PO RATUNEK DO RADNEGO
Danuta Osmolińska-Topolska nie miała czasu na rozmowę z "Kurkiem", gdy poprosiliśmy ją o to w poniedziałek rano. Do redakcji trafił jednak list otwarty podpisany przez nią i pracowników przychodni "Eskulap", adresowany do Adama Krzyśkowa, jedynego obecnie przedstawiciela powiatu w sejmiku wojewódzkim. Lekarze zwracają się w nim do radnego z prośbą o "pilną interwencję u władz miasta" w sprawie przedłużenia umowy z przychodnią na dotychczasowych warunkach. List (jego pełną treść drukujemy na str. 17 "Kurka") podtrzymuje zarazem oskarżenia pod adresem Danuty Górskiej i zarzuca jej brak dobrej woli.

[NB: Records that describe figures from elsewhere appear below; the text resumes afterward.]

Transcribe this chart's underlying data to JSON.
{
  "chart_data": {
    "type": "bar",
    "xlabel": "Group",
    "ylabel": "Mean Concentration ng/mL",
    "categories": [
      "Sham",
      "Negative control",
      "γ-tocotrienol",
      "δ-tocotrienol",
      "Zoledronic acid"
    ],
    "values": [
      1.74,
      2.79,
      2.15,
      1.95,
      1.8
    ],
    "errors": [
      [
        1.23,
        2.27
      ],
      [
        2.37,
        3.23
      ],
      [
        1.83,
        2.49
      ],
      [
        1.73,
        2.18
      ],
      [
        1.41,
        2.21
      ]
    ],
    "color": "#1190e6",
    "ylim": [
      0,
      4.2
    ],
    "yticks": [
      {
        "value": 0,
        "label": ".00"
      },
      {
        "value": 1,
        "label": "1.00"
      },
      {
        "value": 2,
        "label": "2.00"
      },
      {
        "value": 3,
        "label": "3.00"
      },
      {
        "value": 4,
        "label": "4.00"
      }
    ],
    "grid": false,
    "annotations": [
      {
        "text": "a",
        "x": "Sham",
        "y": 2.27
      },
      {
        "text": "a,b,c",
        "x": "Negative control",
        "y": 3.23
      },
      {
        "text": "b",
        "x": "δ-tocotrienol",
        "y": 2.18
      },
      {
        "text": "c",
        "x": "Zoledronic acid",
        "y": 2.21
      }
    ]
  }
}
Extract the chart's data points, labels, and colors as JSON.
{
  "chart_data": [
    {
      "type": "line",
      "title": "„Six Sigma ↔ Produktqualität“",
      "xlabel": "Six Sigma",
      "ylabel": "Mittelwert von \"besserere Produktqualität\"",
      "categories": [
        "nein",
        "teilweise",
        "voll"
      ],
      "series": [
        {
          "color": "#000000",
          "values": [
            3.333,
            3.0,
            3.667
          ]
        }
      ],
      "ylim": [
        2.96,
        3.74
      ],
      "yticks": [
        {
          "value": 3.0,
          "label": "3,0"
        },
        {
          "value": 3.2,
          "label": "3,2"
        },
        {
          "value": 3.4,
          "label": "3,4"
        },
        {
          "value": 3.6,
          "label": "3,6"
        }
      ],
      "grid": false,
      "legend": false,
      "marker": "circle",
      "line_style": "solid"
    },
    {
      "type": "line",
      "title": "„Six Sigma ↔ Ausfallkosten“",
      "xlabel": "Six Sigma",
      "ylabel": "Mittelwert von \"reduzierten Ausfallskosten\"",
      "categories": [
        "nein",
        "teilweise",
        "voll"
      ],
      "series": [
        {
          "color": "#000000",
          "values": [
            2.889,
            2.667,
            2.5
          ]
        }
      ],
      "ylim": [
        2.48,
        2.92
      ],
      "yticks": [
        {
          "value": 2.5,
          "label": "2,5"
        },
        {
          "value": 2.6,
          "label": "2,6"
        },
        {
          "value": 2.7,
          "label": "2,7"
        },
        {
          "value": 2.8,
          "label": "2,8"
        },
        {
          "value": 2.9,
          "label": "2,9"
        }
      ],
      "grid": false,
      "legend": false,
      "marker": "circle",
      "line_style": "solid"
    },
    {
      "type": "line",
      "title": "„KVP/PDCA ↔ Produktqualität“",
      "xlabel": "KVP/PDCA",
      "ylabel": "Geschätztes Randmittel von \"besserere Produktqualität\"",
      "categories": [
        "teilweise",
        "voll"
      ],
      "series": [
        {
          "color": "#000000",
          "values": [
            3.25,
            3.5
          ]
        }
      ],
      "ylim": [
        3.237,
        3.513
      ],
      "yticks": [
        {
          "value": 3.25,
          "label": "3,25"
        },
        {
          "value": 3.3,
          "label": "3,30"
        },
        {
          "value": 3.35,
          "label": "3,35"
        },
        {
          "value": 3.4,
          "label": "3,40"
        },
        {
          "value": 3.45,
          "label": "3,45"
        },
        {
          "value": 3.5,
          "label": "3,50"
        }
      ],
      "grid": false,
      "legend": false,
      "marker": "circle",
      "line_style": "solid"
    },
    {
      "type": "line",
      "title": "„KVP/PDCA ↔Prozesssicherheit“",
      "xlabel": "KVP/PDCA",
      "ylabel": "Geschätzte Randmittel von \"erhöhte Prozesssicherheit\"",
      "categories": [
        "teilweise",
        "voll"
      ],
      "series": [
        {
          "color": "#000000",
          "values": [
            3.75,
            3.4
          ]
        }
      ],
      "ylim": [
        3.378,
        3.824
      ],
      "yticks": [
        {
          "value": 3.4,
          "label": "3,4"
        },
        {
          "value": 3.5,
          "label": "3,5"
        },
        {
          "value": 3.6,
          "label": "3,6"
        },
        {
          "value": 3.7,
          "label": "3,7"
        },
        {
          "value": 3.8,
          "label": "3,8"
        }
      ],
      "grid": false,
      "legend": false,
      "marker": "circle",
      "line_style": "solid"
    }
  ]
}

W poniedziałek (12 lutego) do burmistrz trafiło pismo, z którego wynika, że władze przychodni nie są zainteresowane renegocjowaniem warunków dotychczasowej umowy.
- Doktor Osmolińska-Topolska upiera się, że chce przedłużyć umowę wyłącznie na dotychczasowych warunkach. Twierdzi, że jeśli tego nie zrobię, będę personalnie odpowiadać za brak opieki ambulatoryjnej od 1 marca - irytuje się Danuta Górska.